In 2007, he was inducted into the N-Club Hall of Fame and selected to the Top 100 Demons of the Century roster.

== Professional career ==

=== Phoenix Cardinals ===

Lewis played with the Phoenix Cardinals in 1989. He was released by the team on July 27, 1989.

=== San Francisco 49ers ===

==== 1990 season ====

Lewis signed with the San Francisco 49ers on April 26, 1990. He was released on September 4.

On September 27, he signed again with the 49ers. He played in four games with the team before being released on November 5. However, he signed with the team for a third time on November 23. He then played in the 49ers' next six regular season games, as well as their two postseason appearances, a Divisional Round 28–10 win over the Washington Redskins and a 15–13 loss in the NFC Championship Game to the New York Giants.

Lewis recorded one interception in the 1990 season, which he returned for 28 yards during a 13–10 loss to the New Orleans Saints on December 23, 1990.

==== 1991 season ====

Lewis played in all 16 games in the 1991 season, starting three. His three starts were a September 15 game against the Minnesota Vikings, a September 22 game against the Los Angeles Rams, and a December 8 game against the Seattle Seahawks. In the December 8 game, he was also used for a punt return, the only time he was in that role during an NFL game.
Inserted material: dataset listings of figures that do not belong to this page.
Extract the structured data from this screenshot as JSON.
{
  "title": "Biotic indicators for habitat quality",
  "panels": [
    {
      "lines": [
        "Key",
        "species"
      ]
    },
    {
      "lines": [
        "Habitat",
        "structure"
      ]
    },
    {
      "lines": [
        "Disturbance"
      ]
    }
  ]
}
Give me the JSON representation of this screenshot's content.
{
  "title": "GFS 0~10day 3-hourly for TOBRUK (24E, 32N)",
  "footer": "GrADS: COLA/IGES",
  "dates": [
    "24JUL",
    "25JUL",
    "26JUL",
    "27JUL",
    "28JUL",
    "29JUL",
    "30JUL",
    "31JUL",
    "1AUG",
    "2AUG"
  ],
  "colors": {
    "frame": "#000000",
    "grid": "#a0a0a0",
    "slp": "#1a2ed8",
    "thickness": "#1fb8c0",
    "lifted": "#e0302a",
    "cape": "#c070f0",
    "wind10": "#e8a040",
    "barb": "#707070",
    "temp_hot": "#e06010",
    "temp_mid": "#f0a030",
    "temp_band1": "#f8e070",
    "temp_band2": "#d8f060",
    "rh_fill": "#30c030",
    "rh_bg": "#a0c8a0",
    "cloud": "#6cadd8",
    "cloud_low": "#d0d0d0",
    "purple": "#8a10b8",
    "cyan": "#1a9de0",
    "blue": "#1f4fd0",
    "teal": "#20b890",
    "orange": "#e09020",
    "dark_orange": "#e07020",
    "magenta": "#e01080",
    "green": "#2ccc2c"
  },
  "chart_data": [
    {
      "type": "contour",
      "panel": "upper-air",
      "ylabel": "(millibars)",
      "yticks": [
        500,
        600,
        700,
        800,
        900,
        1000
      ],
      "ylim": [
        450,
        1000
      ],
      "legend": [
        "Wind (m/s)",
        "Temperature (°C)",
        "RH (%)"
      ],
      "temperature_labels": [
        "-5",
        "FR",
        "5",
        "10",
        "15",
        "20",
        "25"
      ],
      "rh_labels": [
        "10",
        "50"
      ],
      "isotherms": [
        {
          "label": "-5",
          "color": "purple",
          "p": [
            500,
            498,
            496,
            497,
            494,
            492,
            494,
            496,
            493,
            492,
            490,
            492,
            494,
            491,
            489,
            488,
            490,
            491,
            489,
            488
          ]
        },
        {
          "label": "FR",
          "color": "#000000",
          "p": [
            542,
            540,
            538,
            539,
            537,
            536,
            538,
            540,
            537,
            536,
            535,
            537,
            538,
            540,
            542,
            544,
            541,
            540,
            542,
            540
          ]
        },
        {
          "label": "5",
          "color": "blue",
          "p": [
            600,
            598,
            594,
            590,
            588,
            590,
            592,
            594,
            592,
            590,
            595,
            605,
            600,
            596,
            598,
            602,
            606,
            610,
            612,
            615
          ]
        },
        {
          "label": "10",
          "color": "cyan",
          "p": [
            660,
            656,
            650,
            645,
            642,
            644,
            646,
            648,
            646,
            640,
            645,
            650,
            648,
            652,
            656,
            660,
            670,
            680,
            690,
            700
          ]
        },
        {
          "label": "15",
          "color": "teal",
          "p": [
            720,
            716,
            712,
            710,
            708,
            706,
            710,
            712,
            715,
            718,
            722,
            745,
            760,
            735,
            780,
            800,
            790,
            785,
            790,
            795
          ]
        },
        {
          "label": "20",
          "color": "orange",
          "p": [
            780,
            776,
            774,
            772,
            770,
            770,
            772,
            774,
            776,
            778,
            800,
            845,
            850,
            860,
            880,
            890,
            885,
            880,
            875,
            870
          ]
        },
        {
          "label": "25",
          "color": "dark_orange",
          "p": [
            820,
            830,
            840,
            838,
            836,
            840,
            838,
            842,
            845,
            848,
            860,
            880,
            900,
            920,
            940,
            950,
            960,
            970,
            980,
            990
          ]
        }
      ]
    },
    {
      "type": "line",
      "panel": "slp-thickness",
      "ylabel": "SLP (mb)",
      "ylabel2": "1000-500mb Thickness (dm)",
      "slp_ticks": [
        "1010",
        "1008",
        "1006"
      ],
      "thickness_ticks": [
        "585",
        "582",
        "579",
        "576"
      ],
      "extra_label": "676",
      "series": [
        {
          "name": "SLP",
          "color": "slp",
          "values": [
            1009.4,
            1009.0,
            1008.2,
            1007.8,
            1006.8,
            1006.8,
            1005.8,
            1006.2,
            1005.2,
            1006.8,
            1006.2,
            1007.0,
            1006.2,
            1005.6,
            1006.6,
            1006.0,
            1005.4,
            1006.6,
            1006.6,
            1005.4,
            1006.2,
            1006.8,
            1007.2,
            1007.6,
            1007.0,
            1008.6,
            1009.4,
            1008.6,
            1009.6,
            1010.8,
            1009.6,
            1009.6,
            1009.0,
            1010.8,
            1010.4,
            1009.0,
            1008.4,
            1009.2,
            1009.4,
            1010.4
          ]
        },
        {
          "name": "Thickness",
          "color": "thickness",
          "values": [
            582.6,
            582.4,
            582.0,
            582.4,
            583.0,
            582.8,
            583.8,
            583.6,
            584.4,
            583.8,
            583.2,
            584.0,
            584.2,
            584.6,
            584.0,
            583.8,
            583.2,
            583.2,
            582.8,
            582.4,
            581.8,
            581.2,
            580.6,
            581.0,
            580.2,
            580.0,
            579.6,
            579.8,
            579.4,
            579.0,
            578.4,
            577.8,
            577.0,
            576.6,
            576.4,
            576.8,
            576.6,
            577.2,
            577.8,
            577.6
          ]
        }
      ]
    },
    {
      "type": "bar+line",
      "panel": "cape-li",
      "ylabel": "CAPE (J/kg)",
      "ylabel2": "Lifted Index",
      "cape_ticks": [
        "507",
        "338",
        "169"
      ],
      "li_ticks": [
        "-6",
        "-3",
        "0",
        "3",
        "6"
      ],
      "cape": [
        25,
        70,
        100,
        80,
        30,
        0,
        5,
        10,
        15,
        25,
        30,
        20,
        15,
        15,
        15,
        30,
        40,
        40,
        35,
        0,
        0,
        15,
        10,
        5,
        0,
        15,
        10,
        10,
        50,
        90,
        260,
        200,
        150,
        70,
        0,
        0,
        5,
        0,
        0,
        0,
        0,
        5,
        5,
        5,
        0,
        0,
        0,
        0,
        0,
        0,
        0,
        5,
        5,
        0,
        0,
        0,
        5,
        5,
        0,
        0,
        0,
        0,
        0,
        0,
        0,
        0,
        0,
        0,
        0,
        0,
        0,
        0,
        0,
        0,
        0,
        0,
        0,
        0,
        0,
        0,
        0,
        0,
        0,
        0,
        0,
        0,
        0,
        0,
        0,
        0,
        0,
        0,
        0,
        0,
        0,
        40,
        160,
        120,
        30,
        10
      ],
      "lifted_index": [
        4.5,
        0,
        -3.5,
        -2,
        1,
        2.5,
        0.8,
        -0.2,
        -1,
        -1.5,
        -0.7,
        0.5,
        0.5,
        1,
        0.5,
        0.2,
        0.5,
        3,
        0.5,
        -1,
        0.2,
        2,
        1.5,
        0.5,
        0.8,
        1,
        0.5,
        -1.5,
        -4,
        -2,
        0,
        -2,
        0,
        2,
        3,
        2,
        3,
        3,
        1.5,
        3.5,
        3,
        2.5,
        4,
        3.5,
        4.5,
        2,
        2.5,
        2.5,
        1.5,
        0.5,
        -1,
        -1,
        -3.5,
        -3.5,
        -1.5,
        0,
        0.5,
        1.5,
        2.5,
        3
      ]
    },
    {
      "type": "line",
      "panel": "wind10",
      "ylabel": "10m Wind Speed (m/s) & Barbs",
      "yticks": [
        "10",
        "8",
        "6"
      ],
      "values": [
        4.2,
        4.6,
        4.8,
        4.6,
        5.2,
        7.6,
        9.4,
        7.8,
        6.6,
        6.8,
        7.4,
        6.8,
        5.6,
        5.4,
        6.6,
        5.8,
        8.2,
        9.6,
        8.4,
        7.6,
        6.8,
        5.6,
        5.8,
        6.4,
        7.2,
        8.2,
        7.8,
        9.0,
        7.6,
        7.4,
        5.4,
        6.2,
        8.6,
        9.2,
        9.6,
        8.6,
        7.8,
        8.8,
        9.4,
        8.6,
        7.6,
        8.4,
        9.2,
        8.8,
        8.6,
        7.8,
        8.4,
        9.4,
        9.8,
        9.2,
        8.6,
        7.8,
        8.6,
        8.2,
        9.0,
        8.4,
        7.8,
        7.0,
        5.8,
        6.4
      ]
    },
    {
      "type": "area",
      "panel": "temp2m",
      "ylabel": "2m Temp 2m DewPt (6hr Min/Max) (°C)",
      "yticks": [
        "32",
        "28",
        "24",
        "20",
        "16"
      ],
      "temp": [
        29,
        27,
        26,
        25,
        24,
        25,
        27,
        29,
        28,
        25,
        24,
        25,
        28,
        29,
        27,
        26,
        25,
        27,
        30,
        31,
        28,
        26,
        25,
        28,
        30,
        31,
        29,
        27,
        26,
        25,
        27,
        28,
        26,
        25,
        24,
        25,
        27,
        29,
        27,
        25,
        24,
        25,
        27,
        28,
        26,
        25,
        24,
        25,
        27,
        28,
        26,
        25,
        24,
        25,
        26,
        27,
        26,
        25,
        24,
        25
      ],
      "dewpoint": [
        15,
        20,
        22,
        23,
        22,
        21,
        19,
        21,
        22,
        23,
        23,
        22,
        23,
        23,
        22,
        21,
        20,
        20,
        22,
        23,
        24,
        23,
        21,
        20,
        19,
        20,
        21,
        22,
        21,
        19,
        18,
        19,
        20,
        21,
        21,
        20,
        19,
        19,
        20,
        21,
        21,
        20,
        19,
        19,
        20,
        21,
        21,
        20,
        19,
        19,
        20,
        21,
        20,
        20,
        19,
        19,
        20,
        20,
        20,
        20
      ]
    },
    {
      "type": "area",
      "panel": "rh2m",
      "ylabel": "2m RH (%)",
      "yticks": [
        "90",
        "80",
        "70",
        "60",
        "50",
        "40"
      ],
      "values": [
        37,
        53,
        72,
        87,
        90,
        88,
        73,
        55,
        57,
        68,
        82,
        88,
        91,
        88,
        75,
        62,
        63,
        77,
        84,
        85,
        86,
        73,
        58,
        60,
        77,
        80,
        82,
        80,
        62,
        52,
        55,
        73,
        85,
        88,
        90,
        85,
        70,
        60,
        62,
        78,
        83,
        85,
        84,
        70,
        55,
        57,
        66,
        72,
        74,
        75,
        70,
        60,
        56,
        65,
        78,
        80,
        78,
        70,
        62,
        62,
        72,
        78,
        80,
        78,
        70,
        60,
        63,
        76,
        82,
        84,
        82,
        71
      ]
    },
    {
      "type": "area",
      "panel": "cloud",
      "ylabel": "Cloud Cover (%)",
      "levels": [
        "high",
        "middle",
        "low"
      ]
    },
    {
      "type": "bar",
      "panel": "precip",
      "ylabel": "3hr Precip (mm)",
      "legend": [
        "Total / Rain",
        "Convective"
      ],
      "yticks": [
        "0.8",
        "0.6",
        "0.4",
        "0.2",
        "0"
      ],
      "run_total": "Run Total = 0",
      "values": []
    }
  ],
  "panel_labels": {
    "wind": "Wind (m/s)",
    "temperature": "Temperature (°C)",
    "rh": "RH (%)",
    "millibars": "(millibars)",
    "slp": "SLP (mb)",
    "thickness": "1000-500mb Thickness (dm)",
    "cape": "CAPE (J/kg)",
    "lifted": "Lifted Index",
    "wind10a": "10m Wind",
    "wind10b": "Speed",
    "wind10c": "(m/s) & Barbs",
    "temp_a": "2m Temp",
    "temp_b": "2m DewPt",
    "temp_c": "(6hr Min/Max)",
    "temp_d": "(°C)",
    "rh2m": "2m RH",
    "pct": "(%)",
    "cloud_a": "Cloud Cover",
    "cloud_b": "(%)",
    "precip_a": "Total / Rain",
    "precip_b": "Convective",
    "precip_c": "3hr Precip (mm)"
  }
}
Lewis made two interceptions in 1991. The first was in the aforementioned game against the Vikings, and the second was during the last game of the season, a 52–14 win over the Chicago Bears on December 23. He returned that interception for 20 yards.

==== 1992 season ====

Lewis was injured during the 1992 preseason and put on injured reserve on September 1, less than a week before the beginning of the regular season.

== Personal life ==
Lewis was married to Sarah Lewis, with whom he has children Kevin Lewis Jr., Cameron Lewis, and Makayla Lewis. He is currently married to Kimberley Lewis. Cameron, like his father, played cornerback at Northwestern State. Kevin Lewis lives in Clinton, Mississippi.